In Mazars, the House has demanded that Trump’s principal accounting firm turn over eight years of financial materials, from 2011 to 2018, detailing work performed on behalf of Trump, the Trump Organization, and other businesses owned by the President. The committee contends it needs the records to decide whether to revise or supplement current ethics-in-government laws.

The President’s lawyers have countered that the House is illegally engaging in law-enforcement actions rather than pursuing legislation, and prying into his private life for political purposes.

Not surprisingly, Roberts’s opinions have enraged the President. In a series of disjointed and sputtering tweets Thursday morning, Trump condemned the decisions.

In the end, the Mazars decision is a mixed bag. It recognizes the oversight authority of Congress to “secure needed information,” but it also places strict limits on the House’s subpoena power. The decision holds that congressional subpoenas are “justified solely as an adjunct to the legislative process.” 

Rather than make the final call themselves, however, Roberts and the majority sent the appeals back to the lower federal courts to apply a demanding four-part test aimed at determining if the subpoenas indeed have a legislative purpose and to permit Trump to narrow their breadth.

The decision in Vance is more far-reaching.
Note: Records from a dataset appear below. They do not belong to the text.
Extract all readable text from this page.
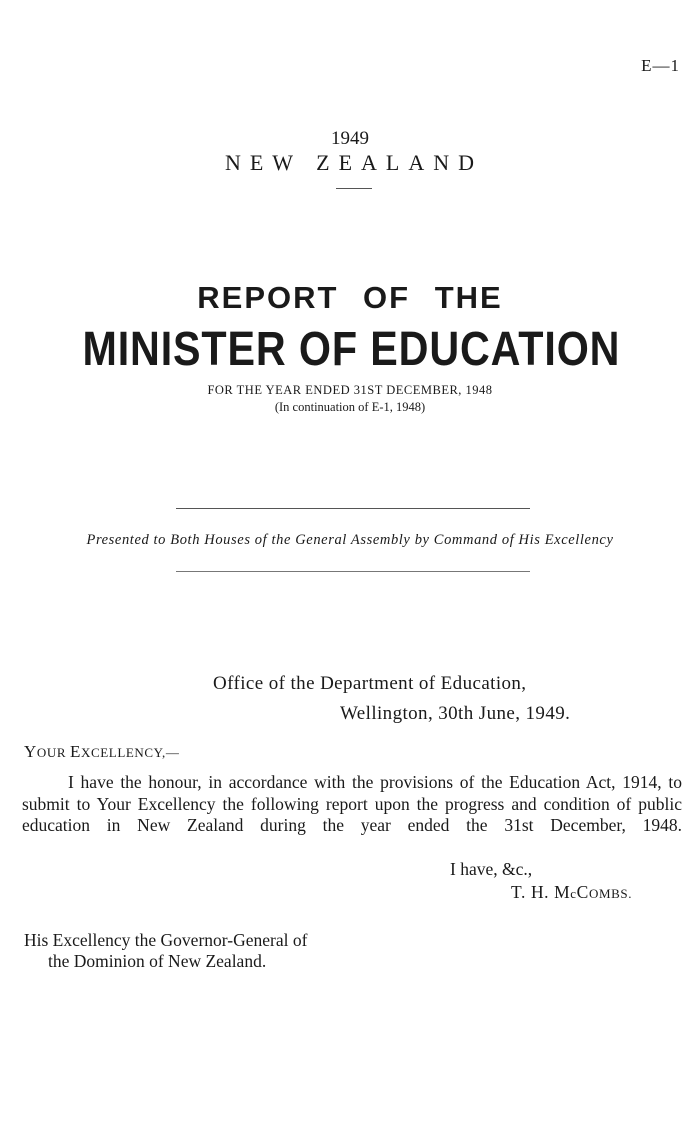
E—1
1949
NEW ZEALAND
REPORT OF THE
MINISTER OF EDUCATION
FOR THE YEAR ENDED 31ST DECEMBER, 1948
(In continuation of E-1, 1948)
Presented to Both Houses of the General Assembly by Command of His Excellency
Office of the Department of Education,
Wellington, 30th June, 1949.
YOUR EXCELLENCY,—

I have the honour, in accordance with the provisions of the Education Act, 1914, to submit to Your Excellency the following report upon the progress and condition of public education in New Zealand during the year ended the 31st December, 1948.

I have, &c.,
T. H. McCOMBS.
His Excellency the Governor-General of
the Dominion of New Zealand.
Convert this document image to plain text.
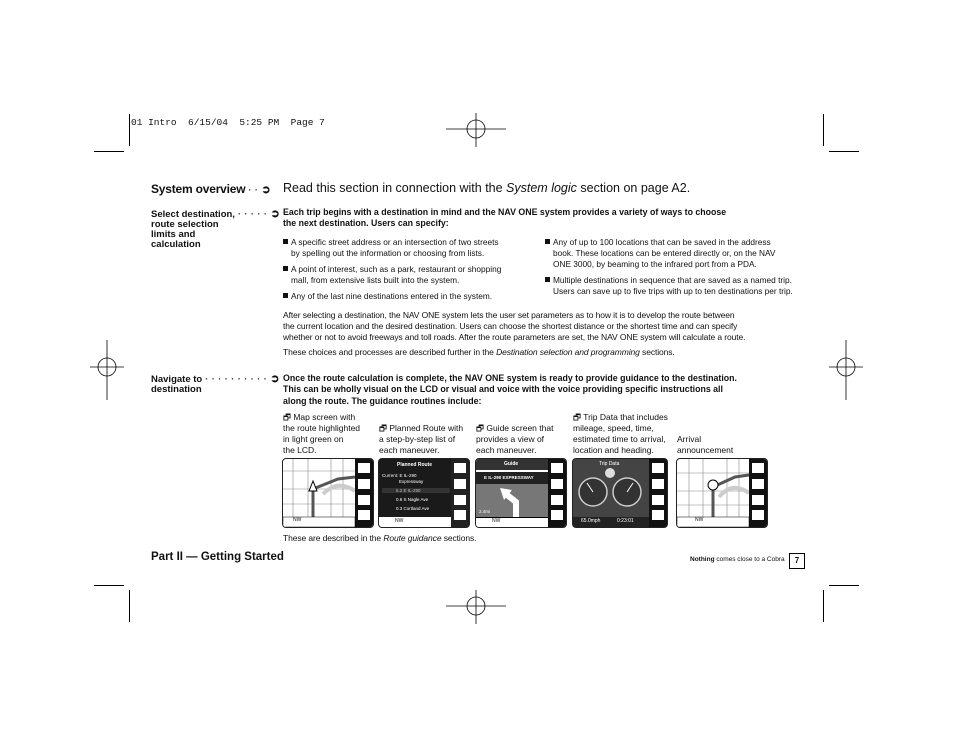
01 Intro  6/15/04  5:25 PM  Page 7
System overview · · ➲ Read this section in connection with the System logic section on page A2.
Select destination, · · · · · ➲
route selection
limits and
calculation
Each trip begins with a destination in mind and the NAV ONE system provides a variety of ways to choose
the next destination. Users can specify:
A specific street address or an intersection of two streets
by spelling out the information or choosing from lists.
A point of interest, such as a park, restaurant or shopping
mall, from extensive lists built into the system.
Any of the last nine destinations entered in the system.
Any of up to 100 locations that can be saved in the address
book. These locations can be entered directly or, on the NAV
ONE 3000, by beaming to the infrared port from a PDA.
Multiple destinations in sequence that are saved as a named trip.
Users can save up to five trips with up to ten destinations per trip.
After selecting a destination, the NAV ONE system lets the user set parameters as to how it is to develop the route between
the current location and the desired destination. Users can choose the shortest distance or the shortest time and can specify
whether or not to avoid freeways and toll roads. After the route parameters are set, the NAV ONE system will calculate a route.
These choices and processes are described further in the Destination selection and programming sections.
Navigate to · · · · · · · · · · ➲
destination
Once the route calculation is complete, the NAV ONE system is ready to provide guidance to the destination.
This can be wholly visual on the LCD or visual and voice with the voice providing specific instructions all
along the route. The guidance routines include:
🗗 Map screen with
the route highlighted
in light green on
the LCD.
🗗 Planned Route with
a step-by-step list of
each maneuver.
🗗 Guide screen that
provides a view of
each maneuver.
🗗 Trip Data that includes
mileage, speed, time,
estimated time to arrival,
location and heading.
Arrival
announcement
NW
Planned Route
Current: E IL-290
Expressway
5.2 E IL-290
0.6 S Nagle Ave
0.3 Cortland Ave
NW
Guide
E IL-290 EXPRESSWAY
2.4mi
NW
Trip Data
65.0mph	0:23:01	NW
These are described in the Route guidance sections.
Part II — Getting Started	Nothing comes close to a Cobra	7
Although the Vance subpoena was also served on Mazars and largely requests the same information sought by the House, Roberts’s opinion recognizes the authority of a state grand jury to demand documents from a sitting President.
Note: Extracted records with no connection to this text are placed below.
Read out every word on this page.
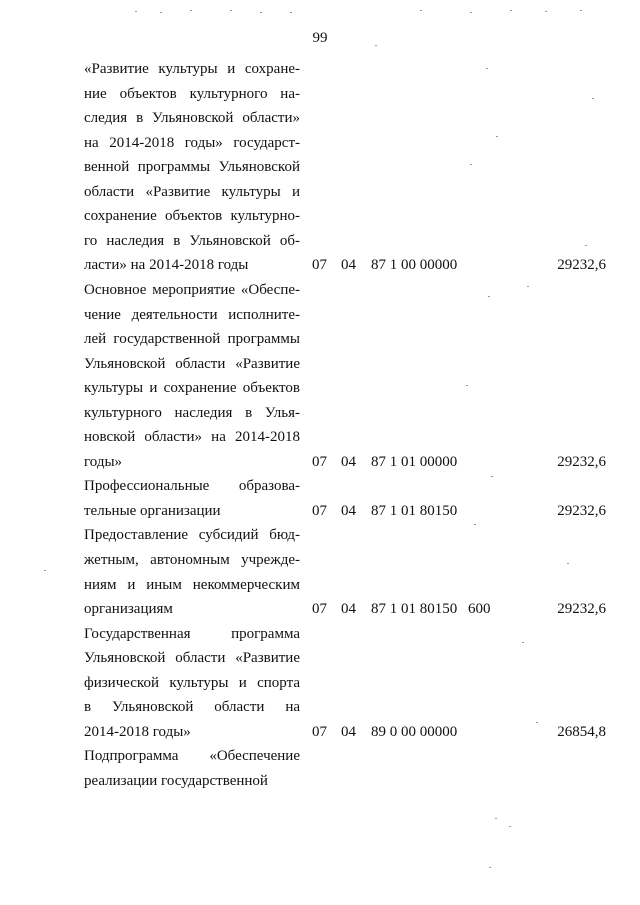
99
«Развитие культуры и сохране-
ние объектов культурного на-
следия в Ульяновской области»
на 2014-2018 годы» государст-
венной программы Ульяновской
области «Развитие культуры и
сохранение объектов культурно-
го наследия в Ульяновской об-
ласти» на 2014-2018 годы	07 04 87 1 00 00000	29232,6
Основное мероприятие «Обеспе-
чение деятельности исполните-
лей государственной программы
Ульяновской области «Развитие
культуры и сохранение объектов
культурного наследия в Улья-
новской области» на 2014-2018
годы»	07 04 87 1 01 00000	29232,6
Профессиональные образова-
тельные организации	07 04 87 1 01 80150	29232,6
Предоставление субсидий бюд-
жетным, автономным учрежде-
ниям и иным некоммерческим
организациям	07 04 87 1 01 80150 600	29232,6
Государственная программа
Ульяновской области «Развитие
физической культуры и спорта
в Ульяновской области на
2014-2018 годы»	07 04 89 0 00 00000	26854,8
Подпрограмма «Обеспечение
реализации государственной
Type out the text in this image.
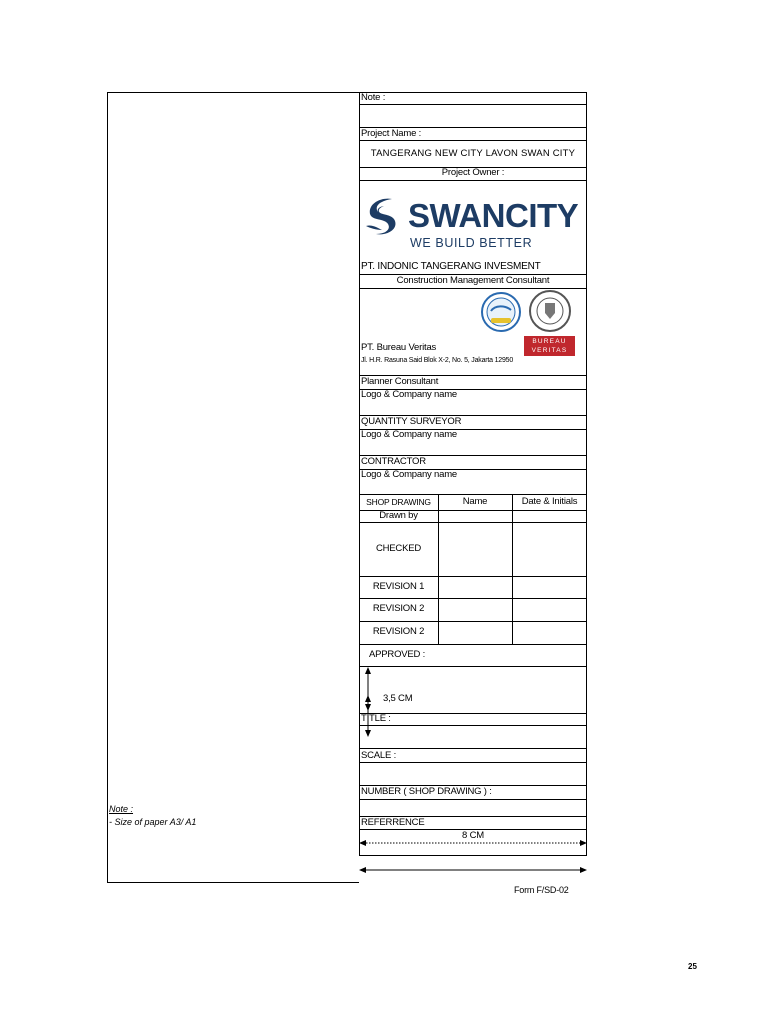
Note :
Project Name :
TANGERANG NEW CITY LAVON SWAN CITY
Project Owner :
SWANCITY
WE BUILD BETTER
PT. INDONIC TANGERANG INVESMENT
Construction Management Consultant
BUREAU VERITAS
PT. Bureau Veritas
Jl. H.R. Rasuna Said Blok X-2, No. 5, Jakarta 12950
Planner Consultant
Logo & Company name
QUANTITY SURVEYOR
Logo & Company name
CONTRACTOR
Logo & Company name
SHOP DRAWING	Name	Date & Initials
Drawn by
CHECKED
REVISION 1
REVISION 2
REVISION 2
APPROVED :
3,5 CM
TITLE :
SCALE :
NUMBER ( SHOP DRAWING ) :
REFERRENCE
8 CM
Note :
- Size of paper A3/ A1
Form F/SD-02
25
Among other potential crimes, District Attorney Vance is investigating whether New York’s bank fraud and tax laws were violated when the President’s longtime “fixer” Michael Cohen, now a convicted felon, was reimbursed for making “hush money” payments to pornographic film star Stephanie Clifford, a.k.a “Stormy Daniels,” and former Playboy Magazine model Karen McDougal during the 2016 Presidential campaign.

Reaching deep into the history of U.S. Constitutional law, Roberts cited Chief Justice John Marshall’s approval of subpoenas issued to President Thomas Jefferson in the 1807 treason trial of Aaron Burr. The opinion is also layered with repeated references to the cases of United States v. Nixon and Clinton v. Jones.
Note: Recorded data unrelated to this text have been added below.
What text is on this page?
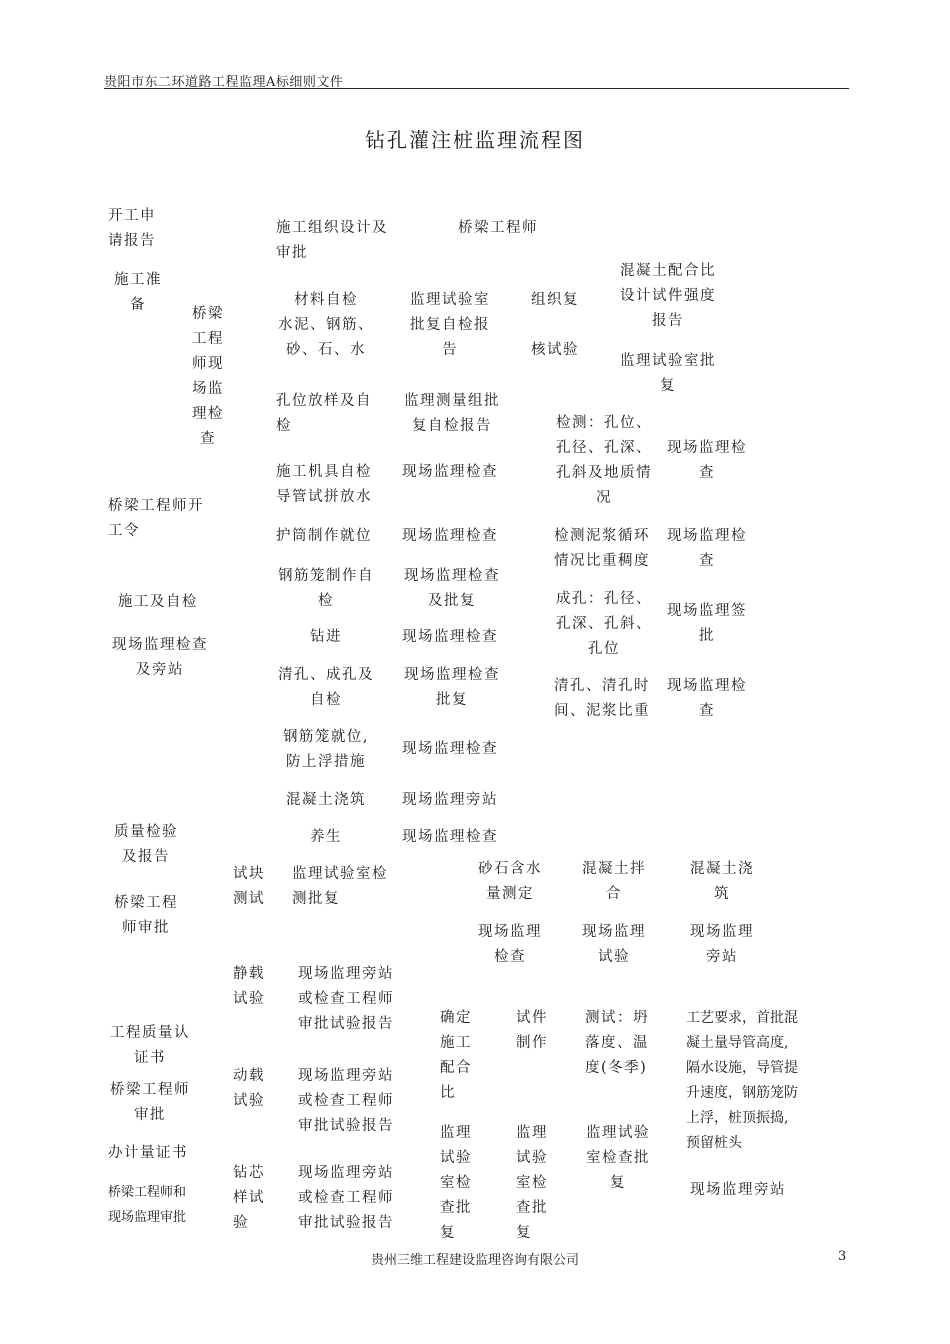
贵阳市东二环道路工程监理A标细则文件
钻孔灌注桩监理流程图
开工申
请报告
施工准
备
桥梁
工程
师现
场监
理检
查
桥梁工程师开
工令
施工及自检
现场监理检查
及旁站
质量检验
及报告
桥梁工程
师审批
工程质量认
证书
桥梁工程师
审批
办计量证书
桥梁工程师和
现场监理审批
施工组织设计及
审批
桥梁工程师
材料自检
水泥、钢筋、
砂、石、水
监理试验室
批复自检报
告
组织复
核试验
混凝土配合比
设计试件强度
报告
监理试验室批
复
孔位放样及自
检
监理测量组批
复自检报告	检测：孔位、
孔径、孔深、
孔斜及地质情
况
现场监理检
查
施工机具自检
导管试拼放水
现场监理检查
护筒制作就位 现场监理检查	检测泥浆循环
情况比重稠度
现场监理检
查
钢筋笼制作自
检
现场监理检查
及批复	成孔：孔径、
孔深、孔斜、
孔位
现场监理签
批
钻进	现场监理检查
清孔、成孔及
自检
现场监理检查
批复
清孔、清孔时
间、泥浆比重
现场监理检
查
钢筋笼就位,
防上浮措施
现场监理检查
混凝土浇筑	现场监理旁站
养生	现场监理检查
试块
测试
监理试验室检
测批复
砂石含水
量测定
混凝土拌
合
混凝土浇
筑
现场监理
检查
现场监理
试验
现场监理
旁站
静载
试验
现场监理旁站
或检查工程师
审批试验报告	确定
施工
配合
比
试件
制作
测试：坍
落度、温
度(冬季)
工艺要求，首批混
凝土量导管高度,
隔水设施，导管提
升速度，钢筋笼防
上浮，桩顶振捣,
预留桩头
动载
试验
现场监理旁站
或检查工程师
审批试验报告	监理
试验
室检
查批
复
监理
试验
室检
查批
复
监理试验
室检查批
复
钻芯
样试
验
现场监理旁站
或检查工程师
审批试验报告
现场监理旁站
贵州三维工程建设监理咨询有限公司	3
In the process, Roberts rejected both the claim raised by Trump’s private attorney Jay Sekulow that sitting presidents enjoy “absolute immunity” from state criminal investigations, as well as an alternative contention advanced by the Justice Department that state prosecutors must demonstrate a “heightened” standard of need before gaining access to the President’s records.

“Two hundred years ago, a great jurist of our Court established that no citizen, not even the President, is categorically above the common duty to produce evidence when called upon in a criminal proceeding,” Roberts wrote. “We reaffirm that principle today and hold that the President is neither absolutely immune from state criminal subpoenas seeking his private papers nor entitled to a heightened standard of need.”

Not surprisingly, Roberts’s opinions have enraged the President. In a series of disjointed and sputtering tweets Thursday morning, Trump condemned the decisions. 

“Now the Supreme Court gives . . . a ruling they would never have given . . . for another President,” he complained. Calling the Vance case “a political prosecution,” he continued: “I won the Mueller Witch Hunt, and others, and now I have to keep fighting in a politically corrupt New York. Not fair to this Presidency or Administration!”

Trump, who has openly feuded with Roberts on questions of judicial independence, no doubt is also incensed by the fact that his appointees to the Supreme Court—Neil Gorsuch and Brett Kavanaugh—deserted him in his hour of need. Although neither formally signed off on Roberts’s opinion, Kavanaugh penned a concurring opinion, joined by Gorsuch, supporting the court’s judgment. Only the court’s most hardcore conservatives—Clarence Thomas and Samuel Alito—dissented.

It will be a long time, however, before any of Trump’s records see the light of day. Grand jury proceedings in New York are secret, and the wheels of justice, now that the cases have been returned to the lower courts for further proceedings, can be expected to turn slowly.